Increase of HIV-1 replication in resting PBLs after over-expression of ΔNH₂p65-tag. (a) Resting PBLs were transfected with pNL4.3-Renilla (a) or pNL4.3-wt (b) vectors together with pCMV-p65wt-tag and pCMV-ΔNH₂p65-tag expression vectors, separately or in ratio 2:1, 1:1, and 1:4. Cells were maintained in culture in the absence of activation for 72 hours and then HIV-1 replication was assessed by quantification of Renilla RLUs in whole protein extracts or HIV-1 p24-gag antigen in culture supernatants. Internal control of transfection was carried out by co-transfection of the pSV-β-Galactosidase vector.
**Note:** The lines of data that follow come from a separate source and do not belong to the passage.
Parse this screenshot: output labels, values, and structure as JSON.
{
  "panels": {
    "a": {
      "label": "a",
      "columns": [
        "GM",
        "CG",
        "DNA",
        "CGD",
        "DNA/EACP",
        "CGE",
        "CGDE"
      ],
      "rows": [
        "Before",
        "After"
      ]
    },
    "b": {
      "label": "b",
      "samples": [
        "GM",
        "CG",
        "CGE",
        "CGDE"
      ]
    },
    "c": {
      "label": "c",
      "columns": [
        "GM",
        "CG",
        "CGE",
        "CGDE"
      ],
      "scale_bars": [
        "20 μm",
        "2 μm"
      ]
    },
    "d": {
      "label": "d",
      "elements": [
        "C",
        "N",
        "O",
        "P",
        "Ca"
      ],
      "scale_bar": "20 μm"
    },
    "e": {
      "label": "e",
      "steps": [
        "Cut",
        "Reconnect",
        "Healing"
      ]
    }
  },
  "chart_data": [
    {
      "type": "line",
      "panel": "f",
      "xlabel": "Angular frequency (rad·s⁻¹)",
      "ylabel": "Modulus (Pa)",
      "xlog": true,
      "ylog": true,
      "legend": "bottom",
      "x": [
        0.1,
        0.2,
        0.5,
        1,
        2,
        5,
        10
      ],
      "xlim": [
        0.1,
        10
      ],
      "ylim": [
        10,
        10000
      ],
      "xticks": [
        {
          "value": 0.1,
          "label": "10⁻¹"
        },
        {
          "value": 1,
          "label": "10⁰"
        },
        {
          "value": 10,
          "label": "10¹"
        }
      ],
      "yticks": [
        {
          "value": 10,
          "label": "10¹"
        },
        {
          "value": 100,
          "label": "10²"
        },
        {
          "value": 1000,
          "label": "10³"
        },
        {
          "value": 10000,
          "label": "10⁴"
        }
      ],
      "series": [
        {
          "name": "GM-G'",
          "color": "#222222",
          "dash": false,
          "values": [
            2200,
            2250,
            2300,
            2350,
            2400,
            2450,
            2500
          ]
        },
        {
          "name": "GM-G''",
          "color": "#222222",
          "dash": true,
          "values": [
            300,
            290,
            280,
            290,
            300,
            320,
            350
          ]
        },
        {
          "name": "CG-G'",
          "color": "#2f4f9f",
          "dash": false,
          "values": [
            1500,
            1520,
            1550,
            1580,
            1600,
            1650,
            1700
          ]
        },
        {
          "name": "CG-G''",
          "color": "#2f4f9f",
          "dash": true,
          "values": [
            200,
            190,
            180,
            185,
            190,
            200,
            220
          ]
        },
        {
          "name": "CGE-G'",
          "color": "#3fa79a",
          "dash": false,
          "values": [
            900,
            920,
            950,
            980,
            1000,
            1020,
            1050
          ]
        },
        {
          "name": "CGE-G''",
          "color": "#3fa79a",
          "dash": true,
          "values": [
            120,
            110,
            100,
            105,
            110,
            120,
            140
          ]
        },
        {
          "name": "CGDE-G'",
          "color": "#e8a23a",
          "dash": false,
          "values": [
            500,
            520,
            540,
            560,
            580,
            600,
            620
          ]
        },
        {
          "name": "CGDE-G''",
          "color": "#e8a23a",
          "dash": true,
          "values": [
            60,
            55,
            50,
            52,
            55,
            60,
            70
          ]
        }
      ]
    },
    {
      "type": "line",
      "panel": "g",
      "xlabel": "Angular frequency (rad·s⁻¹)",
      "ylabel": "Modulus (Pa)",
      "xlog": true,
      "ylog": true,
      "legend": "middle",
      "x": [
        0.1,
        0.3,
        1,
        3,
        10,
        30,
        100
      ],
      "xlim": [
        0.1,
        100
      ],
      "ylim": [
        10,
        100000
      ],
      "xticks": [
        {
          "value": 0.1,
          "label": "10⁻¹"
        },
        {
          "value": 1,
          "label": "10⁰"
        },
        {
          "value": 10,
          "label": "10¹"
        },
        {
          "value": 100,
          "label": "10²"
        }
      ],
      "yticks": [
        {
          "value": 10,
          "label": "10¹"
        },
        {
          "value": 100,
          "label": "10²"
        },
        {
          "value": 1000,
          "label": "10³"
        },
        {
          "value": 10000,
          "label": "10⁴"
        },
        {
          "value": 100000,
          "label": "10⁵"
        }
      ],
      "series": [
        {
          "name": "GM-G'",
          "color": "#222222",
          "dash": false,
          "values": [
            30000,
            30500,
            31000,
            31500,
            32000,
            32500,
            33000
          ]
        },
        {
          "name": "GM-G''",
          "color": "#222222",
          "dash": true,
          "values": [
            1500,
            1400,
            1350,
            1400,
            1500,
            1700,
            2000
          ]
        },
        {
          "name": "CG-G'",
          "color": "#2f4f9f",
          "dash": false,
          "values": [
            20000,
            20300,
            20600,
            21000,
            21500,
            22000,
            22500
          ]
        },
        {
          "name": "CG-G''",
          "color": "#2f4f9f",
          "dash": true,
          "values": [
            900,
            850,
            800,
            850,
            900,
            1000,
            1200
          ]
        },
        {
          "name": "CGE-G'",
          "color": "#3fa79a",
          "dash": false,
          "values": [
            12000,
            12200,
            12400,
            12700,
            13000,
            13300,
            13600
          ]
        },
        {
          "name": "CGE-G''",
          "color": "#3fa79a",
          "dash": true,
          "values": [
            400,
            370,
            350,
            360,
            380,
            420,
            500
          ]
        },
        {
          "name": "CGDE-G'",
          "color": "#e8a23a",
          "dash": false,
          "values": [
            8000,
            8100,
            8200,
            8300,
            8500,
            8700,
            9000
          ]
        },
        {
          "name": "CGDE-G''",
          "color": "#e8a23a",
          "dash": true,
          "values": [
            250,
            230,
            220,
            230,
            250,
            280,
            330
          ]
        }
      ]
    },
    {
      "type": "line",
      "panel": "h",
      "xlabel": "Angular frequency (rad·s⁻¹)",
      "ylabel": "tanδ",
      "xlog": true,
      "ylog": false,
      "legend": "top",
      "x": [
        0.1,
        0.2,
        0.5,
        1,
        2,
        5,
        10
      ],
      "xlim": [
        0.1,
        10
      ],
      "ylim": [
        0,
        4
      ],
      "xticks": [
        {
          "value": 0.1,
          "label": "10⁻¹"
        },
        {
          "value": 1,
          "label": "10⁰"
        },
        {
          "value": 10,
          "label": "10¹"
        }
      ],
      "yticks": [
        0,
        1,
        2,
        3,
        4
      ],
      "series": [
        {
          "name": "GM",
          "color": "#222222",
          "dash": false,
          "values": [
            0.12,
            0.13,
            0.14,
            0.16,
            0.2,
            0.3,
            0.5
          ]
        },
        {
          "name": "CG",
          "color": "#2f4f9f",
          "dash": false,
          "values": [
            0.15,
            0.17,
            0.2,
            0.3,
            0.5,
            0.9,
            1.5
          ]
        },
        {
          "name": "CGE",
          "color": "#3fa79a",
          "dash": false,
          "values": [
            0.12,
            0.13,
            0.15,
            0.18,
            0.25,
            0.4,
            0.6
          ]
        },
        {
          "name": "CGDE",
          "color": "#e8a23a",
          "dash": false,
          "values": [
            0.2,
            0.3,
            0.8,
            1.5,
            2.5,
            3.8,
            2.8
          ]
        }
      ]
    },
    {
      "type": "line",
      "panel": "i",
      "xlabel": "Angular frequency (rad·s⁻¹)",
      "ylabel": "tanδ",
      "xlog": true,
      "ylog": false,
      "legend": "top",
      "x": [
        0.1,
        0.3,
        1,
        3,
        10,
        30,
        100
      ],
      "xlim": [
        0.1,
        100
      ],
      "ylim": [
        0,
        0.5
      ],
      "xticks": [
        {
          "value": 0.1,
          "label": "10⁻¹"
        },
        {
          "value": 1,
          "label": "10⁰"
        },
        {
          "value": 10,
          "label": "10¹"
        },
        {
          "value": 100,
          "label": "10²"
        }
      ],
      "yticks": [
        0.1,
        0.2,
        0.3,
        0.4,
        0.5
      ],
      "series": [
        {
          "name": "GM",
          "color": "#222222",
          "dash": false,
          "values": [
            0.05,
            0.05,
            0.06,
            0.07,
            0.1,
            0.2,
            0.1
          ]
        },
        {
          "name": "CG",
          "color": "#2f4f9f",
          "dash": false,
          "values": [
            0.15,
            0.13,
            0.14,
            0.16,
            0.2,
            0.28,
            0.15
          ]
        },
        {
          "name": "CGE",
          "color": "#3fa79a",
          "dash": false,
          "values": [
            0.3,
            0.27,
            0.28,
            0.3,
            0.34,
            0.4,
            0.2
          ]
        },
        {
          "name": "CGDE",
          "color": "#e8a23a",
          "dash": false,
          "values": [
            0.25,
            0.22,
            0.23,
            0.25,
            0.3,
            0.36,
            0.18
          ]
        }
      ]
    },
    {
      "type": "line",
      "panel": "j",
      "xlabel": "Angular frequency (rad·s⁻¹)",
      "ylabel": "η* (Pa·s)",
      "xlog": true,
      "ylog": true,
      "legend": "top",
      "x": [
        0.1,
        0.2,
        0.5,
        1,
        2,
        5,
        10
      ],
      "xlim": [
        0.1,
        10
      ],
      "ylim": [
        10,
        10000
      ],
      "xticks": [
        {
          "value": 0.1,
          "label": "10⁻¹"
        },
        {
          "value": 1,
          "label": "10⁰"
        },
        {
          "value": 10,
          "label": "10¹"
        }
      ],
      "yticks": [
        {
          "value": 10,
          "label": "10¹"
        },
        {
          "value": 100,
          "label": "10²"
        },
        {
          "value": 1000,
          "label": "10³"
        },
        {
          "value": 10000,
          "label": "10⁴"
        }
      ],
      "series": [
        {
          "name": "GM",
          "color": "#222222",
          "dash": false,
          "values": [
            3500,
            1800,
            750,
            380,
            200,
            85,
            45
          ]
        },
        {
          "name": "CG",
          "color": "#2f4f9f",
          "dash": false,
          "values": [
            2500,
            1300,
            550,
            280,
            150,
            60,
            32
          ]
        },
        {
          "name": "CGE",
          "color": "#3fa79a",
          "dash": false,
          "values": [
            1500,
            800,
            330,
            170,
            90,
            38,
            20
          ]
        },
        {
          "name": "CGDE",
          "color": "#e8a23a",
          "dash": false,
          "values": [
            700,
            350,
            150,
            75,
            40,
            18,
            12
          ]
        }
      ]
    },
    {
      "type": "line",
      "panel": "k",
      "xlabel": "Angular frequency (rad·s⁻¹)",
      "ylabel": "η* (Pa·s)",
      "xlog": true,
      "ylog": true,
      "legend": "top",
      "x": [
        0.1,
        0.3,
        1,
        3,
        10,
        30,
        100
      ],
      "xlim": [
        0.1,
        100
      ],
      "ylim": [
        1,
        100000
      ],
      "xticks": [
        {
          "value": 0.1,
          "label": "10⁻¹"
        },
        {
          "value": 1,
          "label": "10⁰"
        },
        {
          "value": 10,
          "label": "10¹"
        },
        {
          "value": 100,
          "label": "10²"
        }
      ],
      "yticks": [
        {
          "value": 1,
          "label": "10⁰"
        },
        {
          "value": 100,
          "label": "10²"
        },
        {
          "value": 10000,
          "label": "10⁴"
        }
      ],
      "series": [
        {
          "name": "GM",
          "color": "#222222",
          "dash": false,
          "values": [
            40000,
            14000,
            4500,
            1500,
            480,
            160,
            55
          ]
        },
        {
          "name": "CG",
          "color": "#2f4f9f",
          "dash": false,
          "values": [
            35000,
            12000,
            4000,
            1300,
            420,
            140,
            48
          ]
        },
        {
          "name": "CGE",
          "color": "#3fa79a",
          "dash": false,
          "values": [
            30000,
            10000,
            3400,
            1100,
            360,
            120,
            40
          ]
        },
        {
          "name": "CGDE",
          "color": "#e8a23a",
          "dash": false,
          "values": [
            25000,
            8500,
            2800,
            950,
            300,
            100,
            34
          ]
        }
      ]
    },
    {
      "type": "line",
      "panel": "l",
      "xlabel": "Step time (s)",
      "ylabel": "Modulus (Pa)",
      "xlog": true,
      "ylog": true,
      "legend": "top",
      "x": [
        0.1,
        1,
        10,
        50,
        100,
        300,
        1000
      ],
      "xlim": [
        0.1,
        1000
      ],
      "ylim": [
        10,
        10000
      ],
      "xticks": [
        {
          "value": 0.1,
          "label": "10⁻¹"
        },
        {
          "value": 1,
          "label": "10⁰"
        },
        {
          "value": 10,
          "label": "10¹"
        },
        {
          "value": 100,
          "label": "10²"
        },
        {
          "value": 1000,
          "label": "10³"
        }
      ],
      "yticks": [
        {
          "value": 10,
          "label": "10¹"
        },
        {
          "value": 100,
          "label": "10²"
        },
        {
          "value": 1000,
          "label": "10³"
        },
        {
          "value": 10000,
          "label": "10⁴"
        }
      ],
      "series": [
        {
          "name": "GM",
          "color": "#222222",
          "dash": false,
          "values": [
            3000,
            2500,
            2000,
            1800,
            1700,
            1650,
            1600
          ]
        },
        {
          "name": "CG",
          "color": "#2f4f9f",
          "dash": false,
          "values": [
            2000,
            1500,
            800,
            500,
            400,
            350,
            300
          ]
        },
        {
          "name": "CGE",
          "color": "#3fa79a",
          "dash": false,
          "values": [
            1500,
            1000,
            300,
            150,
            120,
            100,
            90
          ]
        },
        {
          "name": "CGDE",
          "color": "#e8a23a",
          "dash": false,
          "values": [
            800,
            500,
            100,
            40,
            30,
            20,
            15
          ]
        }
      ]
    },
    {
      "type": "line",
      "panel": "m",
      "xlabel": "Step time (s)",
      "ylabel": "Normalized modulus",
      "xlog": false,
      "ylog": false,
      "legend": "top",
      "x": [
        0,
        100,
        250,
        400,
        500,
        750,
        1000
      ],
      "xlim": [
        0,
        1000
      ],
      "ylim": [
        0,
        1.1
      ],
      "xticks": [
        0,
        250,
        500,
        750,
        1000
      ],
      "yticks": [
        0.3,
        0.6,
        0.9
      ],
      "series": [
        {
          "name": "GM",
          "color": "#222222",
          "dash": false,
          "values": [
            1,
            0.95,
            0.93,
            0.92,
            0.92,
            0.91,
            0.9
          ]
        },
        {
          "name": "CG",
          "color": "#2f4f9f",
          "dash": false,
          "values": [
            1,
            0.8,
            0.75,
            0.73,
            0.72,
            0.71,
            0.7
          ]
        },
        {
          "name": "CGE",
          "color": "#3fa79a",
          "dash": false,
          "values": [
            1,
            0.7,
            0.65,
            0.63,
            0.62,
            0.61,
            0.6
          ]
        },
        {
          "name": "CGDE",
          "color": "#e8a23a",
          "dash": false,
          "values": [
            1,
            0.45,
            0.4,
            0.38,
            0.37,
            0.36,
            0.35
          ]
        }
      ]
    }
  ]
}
Data correspond to the mean of three different experiments and lines on the top of the bars represent the standard deviation. (b) Two hundred micrograms of cytosolic and nuclear extracts from resting PBLs transfected with the control plasmid pCMV-Tag1 or pCMV-p65wt-tag and pCMV-ΔNH₂p65-tag expression vectors were analyzed by immunoprecipitation with the anti-FLAG tag M2 mAb and subsequent immunoblotting with an antibody against the carboxy terminus of p65/RelA.